Plusieurs points-clés dans les relais
Son coéquipier Bruno Armirail détaille ce qui différencie l’exercice selon qu’il soit disputé seul, ou par équipes: "En individuel, c'est un effort linéaire. Au contraire, en équipe, c'est un effort plus intense quand on prend le relais, ensuite c'est un petit passage où on ne pédale quasiment plus pendant dix à vingt secondes, puis on reprend les roues donc on refait comme un sprint, c'est encore un effort très intense, et après il faut rester dans les roues où le rythme est quand même soutenu. C'est vraiment très irrégulier." Le rôle des deux spécialistes de l’équipe sera évidemment particulier: "On va faire des relais beaucoup plus long Stefan et moi, en tenant une vitesse élevée durant vingt-cinq-trente secondes, peut-être encore plus sur la fin, mais il ne faut pas mettre tout le monde dans le rouge non plus." Ainsi, plusieurs secteurs ont été identifiés par l’équipe comme des points-clés pour les relais. "Sur le circuit, il y a des endroits où il est plus difficile de reprendre les roues, donc là c'est un 'costaud' qui doit le faire", explique Bruno Armirail. "Sur le reste de l’étape, on ne sait pas, c’est trop aléatoire. Mais dans la bosse près de l’arrivée, normalement un rouleur sera à l’avant, Stefan ou moi, parce qu’un grimpeur pourrait nous mettre à bloc et en haut, ils ne seraient plus que deux alors qu'on peut être très utile après. Dans les faux-plats descendants, les grimpeurs passeront peut-être cinq secondes devant et s'écarteront parce qu’ils sont beaucoup plus légers, les rouleurs plus lourds donc ça roule plus vite!"

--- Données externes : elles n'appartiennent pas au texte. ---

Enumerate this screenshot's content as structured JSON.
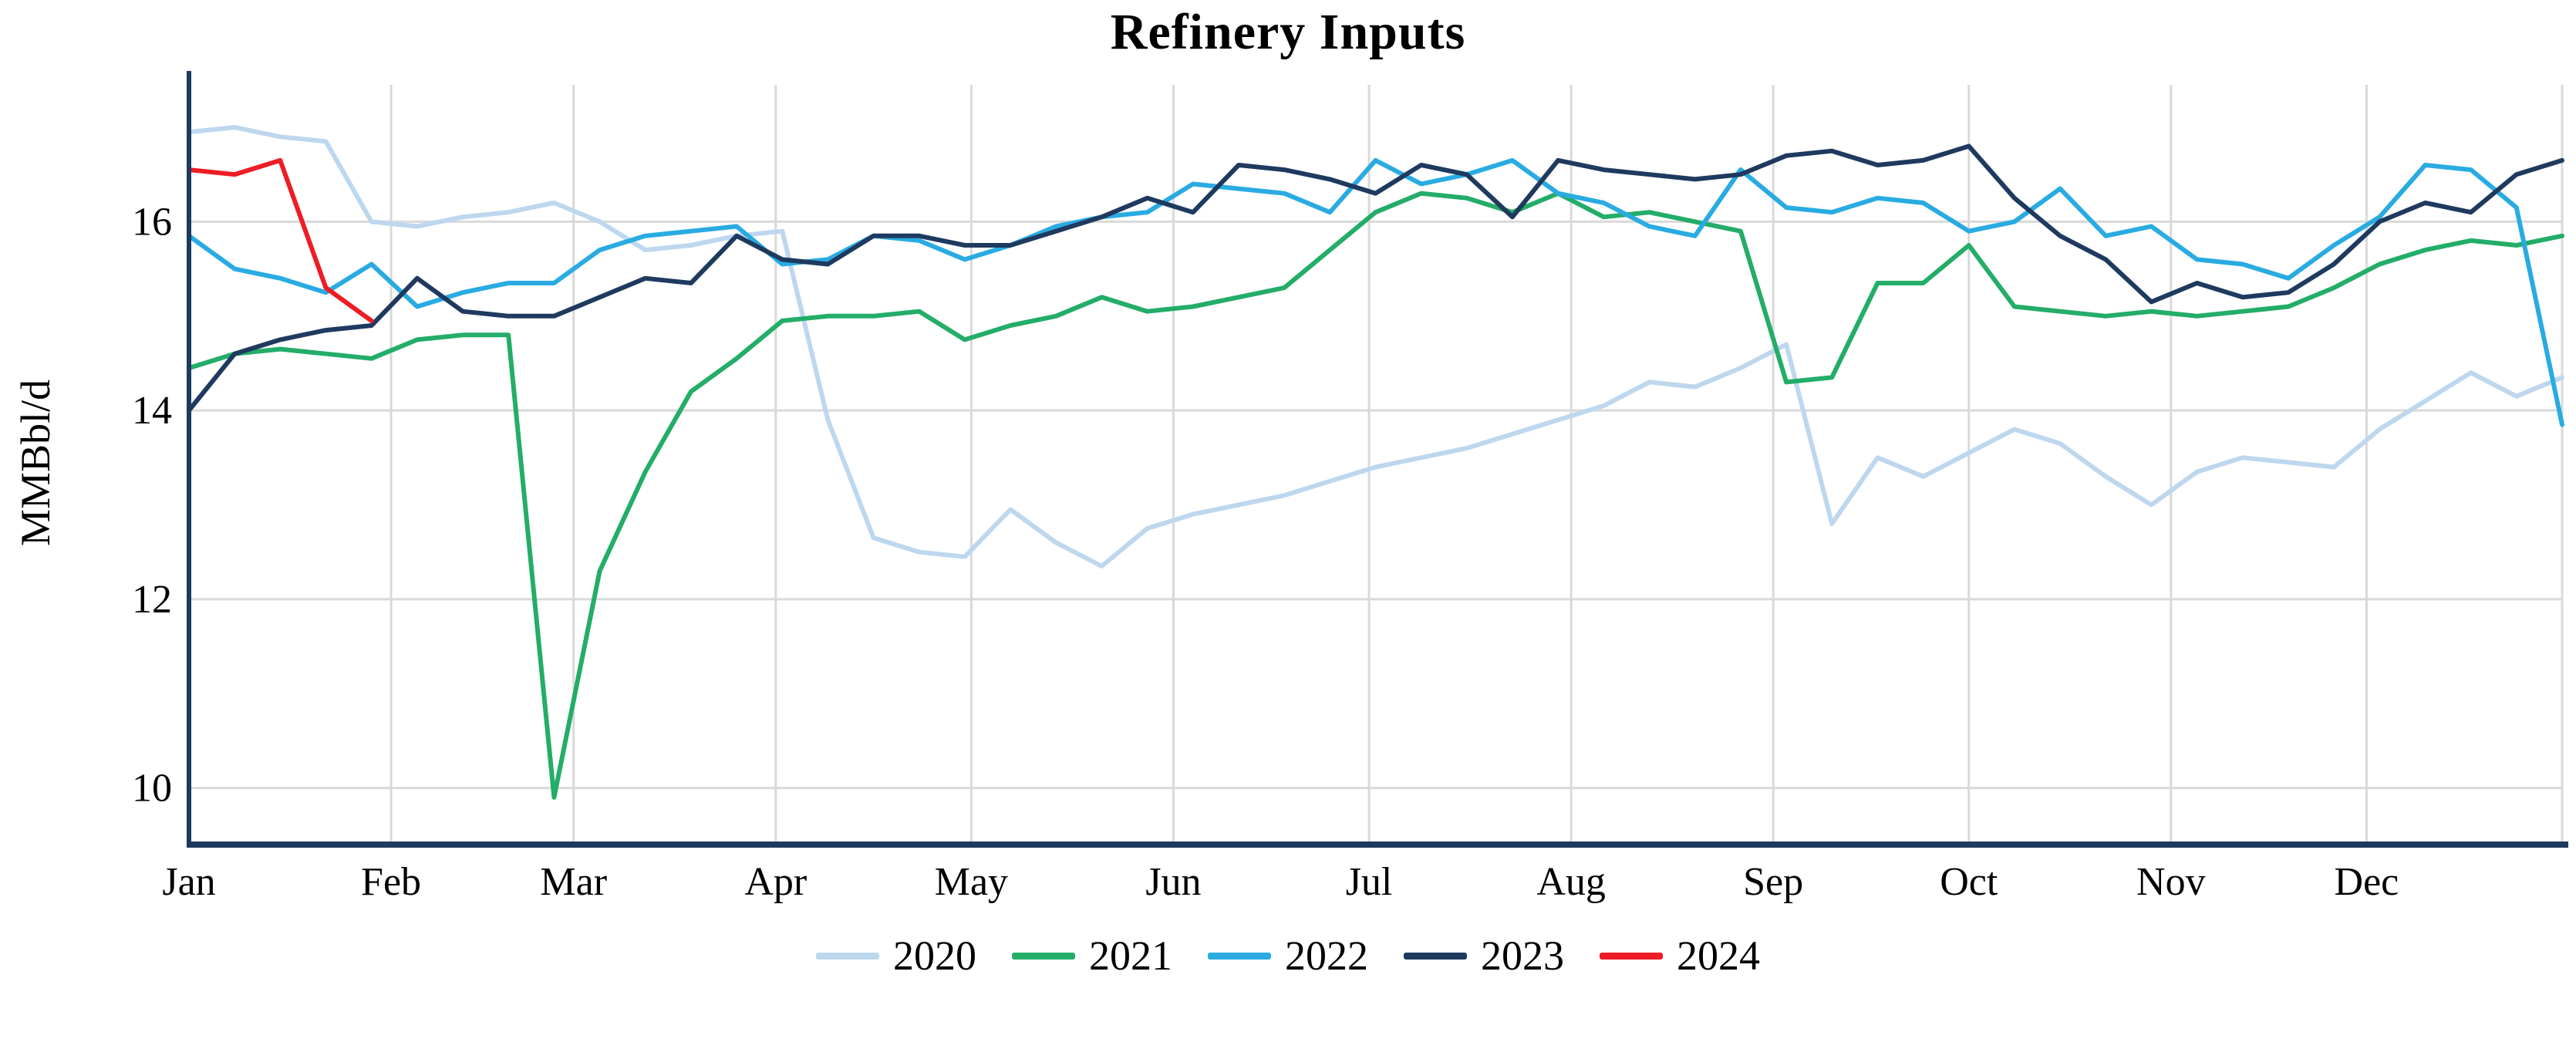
{
  "chart_data": {
    "type": "line",
    "title": "Refinery Inputs",
    "ylabel": "MMBbl/d",
    "xlabel": "",
    "x_unit": "weekly observations across one calendar year",
    "x_tick_labels": [
      "Jan",
      "Feb",
      "Mar",
      "Apr",
      "May",
      "Jun",
      "Jul",
      "Aug",
      "Sep",
      "Oct",
      "Nov",
      "Dec"
    ],
    "month_start_days": [
      0,
      31,
      59,
      90,
      120,
      151,
      181,
      212,
      243,
      273,
      304,
      334
    ],
    "x_domain_days": [
      0,
      364
    ],
    "yticks": [
      10,
      12,
      14,
      16
    ],
    "ylim": [
      9.4,
      17.45
    ],
    "grid": true,
    "legend_position": "bottom",
    "series": [
      {
        "name": "2020",
        "color": "#bdd7ee",
        "values": [
          16.95,
          17.0,
          16.9,
          16.85,
          16.0,
          15.95,
          16.05,
          16.1,
          16.2,
          16.0,
          15.7,
          15.75,
          15.85,
          15.9,
          13.9,
          12.65,
          12.5,
          12.45,
          12.95,
          12.6,
          12.35,
          12.75,
          12.9,
          13.0,
          13.1,
          13.25,
          13.4,
          13.5,
          13.6,
          13.75,
          13.9,
          14.05,
          14.3,
          14.25,
          14.45,
          14.7,
          12.8,
          13.5,
          13.3,
          13.55,
          13.8,
          13.65,
          13.3,
          13.0,
          13.35,
          13.5,
          13.45,
          13.4,
          13.8,
          14.1,
          14.4,
          14.15,
          14.35
        ]
      },
      {
        "name": "2021",
        "color": "#23ad68",
        "values": [
          14.45,
          14.6,
          14.65,
          14.6,
          14.55,
          14.75,
          14.8,
          14.8,
          9.9,
          12.3,
          13.35,
          14.2,
          14.55,
          14.95,
          15.0,
          15.0,
          15.05,
          14.75,
          14.9,
          15.0,
          15.2,
          15.05,
          15.1,
          15.2,
          15.3,
          15.7,
          16.1,
          16.3,
          16.25,
          16.1,
          16.3,
          16.05,
          16.1,
          16.0,
          15.9,
          14.3,
          14.35,
          15.35,
          15.35,
          15.75,
          15.1,
          15.05,
          15.0,
          15.05,
          15.0,
          15.05,
          15.1,
          15.3,
          15.55,
          15.7,
          15.8,
          15.75,
          15.85
        ]
      },
      {
        "name": "2022",
        "color": "#29abe2",
        "values": [
          15.85,
          15.5,
          15.4,
          15.25,
          15.55,
          15.1,
          15.25,
          15.35,
          15.35,
          15.7,
          15.85,
          15.9,
          15.95,
          15.55,
          15.6,
          15.85,
          15.8,
          15.6,
          15.75,
          15.95,
          16.05,
          16.1,
          16.4,
          16.35,
          16.3,
          16.1,
          16.65,
          16.4,
          16.5,
          16.65,
          16.3,
          16.2,
          15.95,
          15.85,
          16.55,
          16.15,
          16.1,
          16.25,
          16.2,
          15.9,
          16.0,
          16.35,
          15.85,
          15.95,
          15.6,
          15.55,
          15.4,
          15.75,
          16.05,
          16.6,
          16.55,
          16.15,
          13.85
        ]
      },
      {
        "name": "2023",
        "color": "#1e3a5f",
        "values": [
          14.0,
          14.6,
          14.75,
          14.85,
          14.9,
          15.4,
          15.05,
          15.0,
          15.0,
          15.2,
          15.4,
          15.35,
          15.85,
          15.6,
          15.55,
          15.85,
          15.85,
          15.75,
          15.75,
          15.9,
          16.05,
          16.25,
          16.1,
          16.6,
          16.55,
          16.45,
          16.3,
          16.6,
          16.5,
          16.05,
          16.65,
          16.55,
          16.5,
          16.45,
          16.5,
          16.7,
          16.75,
          16.6,
          16.65,
          16.8,
          16.25,
          15.85,
          15.6,
          15.15,
          15.35,
          15.2,
          15.25,
          15.55,
          16.0,
          16.2,
          16.1,
          16.5,
          16.65
        ]
      },
      {
        "name": "2024",
        "color": "#ee1c25",
        "values": [
          16.55,
          16.5,
          16.65,
          15.3,
          14.95
        ]
      }
    ]
  },
  "colors": {
    "axis": "#1e3a5f",
    "grid": "#d9d9d9",
    "text": "#000000",
    "background": "#ffffff"
  }
}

Une préparation qui donne des ambitions élevées à l’équipe pour l’étape du jour: "L'an dernier déjà, après mon arrivée, toute l’équipe m'a dit qu'il y avait une autre dimension, avec la présence de Stefan c'est encore différent", confie Bruno Armirail. "L’équipe est beaucoup plus engagée, il y a quelques années, l'équipe n'aurait pas fait ces stages et préparé aussi bien ce chrono par équipes donc je pense qu'on peut espérer faire une belle performance." Les deux précédents contre-la-montre par équipes de Paris-Nice ont été remportés par les deux mastodontes: UAE Emirates en 2024, et Jumbo-Visma en 2023, sans présager du vainqueur final à Nice.